Posted on TikTok by Edgar SpamIn this, the video shows how a Chick-fil-A transports its drive-thru food once it’s made. A simple conveyor belt sends the takeout bags skyward. It then travels along the ceiling, through a gap in the wall, and toward the drive-thru. There, it descends a slide and heads straight into the hands of the checkout employee at the drive-thru.
The customer, of course, is oblivious. When you are hungry, you do not think about where the food comes from; You want it now.
This particularly rudimentary technique is apparently employed in about 1% of Chick-fil-A restaurants that have more than one drive-thru lane. it is been around 2006,
I must admit that when I saw the video, I admired its simplicity. I decided this must be the best use of technology by the chain so far.
Someone employed purely practical thinking to solve what might seem like a daunting problem.
Instead of developing an app, they also considered the use of space, an existing technology, and how that technology could be implemented for the convenience of customers and employees.
It made me quite hungry and reminded me of Yoshiaki Shirashi. It was his delightful mind that created Conveyor Belt Sushi, making it available to a wider audience.
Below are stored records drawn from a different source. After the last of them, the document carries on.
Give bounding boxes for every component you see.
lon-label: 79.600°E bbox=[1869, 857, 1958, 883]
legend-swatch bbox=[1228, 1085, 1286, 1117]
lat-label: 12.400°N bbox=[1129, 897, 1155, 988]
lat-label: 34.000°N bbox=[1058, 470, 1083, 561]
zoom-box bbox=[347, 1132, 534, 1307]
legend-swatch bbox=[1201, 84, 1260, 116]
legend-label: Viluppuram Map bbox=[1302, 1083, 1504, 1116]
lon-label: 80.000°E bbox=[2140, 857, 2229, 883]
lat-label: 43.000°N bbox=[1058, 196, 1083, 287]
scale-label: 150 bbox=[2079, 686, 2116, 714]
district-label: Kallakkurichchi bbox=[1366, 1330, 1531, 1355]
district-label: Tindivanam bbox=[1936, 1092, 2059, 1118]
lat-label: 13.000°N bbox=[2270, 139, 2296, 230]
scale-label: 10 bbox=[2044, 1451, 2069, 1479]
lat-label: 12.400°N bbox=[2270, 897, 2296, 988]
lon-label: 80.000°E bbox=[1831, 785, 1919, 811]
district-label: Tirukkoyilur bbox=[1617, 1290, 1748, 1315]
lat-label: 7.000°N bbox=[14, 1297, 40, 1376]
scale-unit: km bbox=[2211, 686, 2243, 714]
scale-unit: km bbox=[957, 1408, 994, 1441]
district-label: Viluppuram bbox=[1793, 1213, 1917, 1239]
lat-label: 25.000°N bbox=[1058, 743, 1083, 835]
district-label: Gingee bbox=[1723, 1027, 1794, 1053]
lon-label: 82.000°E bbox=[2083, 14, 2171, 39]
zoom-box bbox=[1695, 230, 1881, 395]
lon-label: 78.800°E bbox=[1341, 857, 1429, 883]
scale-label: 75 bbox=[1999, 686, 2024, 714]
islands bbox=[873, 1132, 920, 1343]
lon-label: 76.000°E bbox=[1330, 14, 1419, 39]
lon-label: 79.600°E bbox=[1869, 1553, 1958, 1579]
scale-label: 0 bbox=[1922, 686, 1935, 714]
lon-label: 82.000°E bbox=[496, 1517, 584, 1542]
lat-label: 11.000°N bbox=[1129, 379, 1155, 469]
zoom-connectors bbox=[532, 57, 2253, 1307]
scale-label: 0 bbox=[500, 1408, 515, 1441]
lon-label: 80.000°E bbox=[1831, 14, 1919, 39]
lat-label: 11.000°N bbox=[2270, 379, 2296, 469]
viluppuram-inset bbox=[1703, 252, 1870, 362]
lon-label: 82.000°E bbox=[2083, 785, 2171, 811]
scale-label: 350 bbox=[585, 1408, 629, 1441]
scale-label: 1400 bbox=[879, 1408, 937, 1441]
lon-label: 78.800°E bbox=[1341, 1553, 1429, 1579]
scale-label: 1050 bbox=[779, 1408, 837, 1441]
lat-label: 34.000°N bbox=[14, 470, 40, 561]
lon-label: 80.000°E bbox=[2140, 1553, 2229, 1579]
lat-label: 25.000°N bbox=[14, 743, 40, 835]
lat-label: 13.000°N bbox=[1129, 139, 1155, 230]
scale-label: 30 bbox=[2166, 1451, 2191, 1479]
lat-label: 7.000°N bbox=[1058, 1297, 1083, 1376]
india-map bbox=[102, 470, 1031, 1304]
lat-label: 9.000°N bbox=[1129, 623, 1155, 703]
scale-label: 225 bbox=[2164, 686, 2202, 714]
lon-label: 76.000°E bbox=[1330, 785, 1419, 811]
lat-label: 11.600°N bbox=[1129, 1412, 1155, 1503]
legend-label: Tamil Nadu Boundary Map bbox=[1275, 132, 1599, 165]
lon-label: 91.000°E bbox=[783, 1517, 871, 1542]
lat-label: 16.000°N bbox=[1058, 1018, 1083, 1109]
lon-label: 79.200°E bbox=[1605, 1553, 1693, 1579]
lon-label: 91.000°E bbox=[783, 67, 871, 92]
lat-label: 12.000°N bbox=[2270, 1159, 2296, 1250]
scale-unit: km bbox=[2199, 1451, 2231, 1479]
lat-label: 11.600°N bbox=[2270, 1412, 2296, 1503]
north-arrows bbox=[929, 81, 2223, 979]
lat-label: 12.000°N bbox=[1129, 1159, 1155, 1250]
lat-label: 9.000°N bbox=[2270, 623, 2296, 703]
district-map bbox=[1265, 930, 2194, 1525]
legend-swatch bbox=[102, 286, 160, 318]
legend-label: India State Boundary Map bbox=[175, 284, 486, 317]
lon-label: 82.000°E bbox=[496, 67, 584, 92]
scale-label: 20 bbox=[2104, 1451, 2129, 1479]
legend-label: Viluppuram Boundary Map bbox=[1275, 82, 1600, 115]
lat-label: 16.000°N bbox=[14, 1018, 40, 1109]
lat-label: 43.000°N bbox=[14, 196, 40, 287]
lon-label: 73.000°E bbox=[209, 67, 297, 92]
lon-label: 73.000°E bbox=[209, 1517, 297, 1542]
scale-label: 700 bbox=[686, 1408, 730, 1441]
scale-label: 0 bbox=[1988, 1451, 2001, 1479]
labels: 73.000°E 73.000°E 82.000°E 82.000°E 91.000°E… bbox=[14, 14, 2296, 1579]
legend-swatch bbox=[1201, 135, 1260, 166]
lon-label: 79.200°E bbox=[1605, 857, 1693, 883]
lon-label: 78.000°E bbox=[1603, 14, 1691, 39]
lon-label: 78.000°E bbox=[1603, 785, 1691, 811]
He was inspired by moving bottles along a conveyor belt on a production line. By introducing sushi this way, it reduced the need for servers. Some might even consider their vision of sushi a marriage with fast food. that and opened its first conveyor belt restaurant in 1958,
Now Chick-fil-A, so many decades later, is still using it for a technology that’s clearly basic.
It’s a reminder that sometimes it’s the idea that matters first. Only then it is worth considering the technology of making it. It’s so much more helpful to reach for some kind of technology and then decide what to do with it.
The next time you feel like you need a robot to do something, maybe consider that what you really need is something a little more simple.
Yes, Chick-fil-A uses more advanced types of technology to speed up its operations.
But the company’s senior director of services and hospitality, Khalila Cooper, Told Nation’s Restaurant News: “Our technology is to facilitate interaction between people, and so if we can allow our team members to give a guest a warm welcome or that genuine smile, those are the types of things we do.” do” want to continue bowing again. ,
You almost forgot that fast food could be conversation between people, right?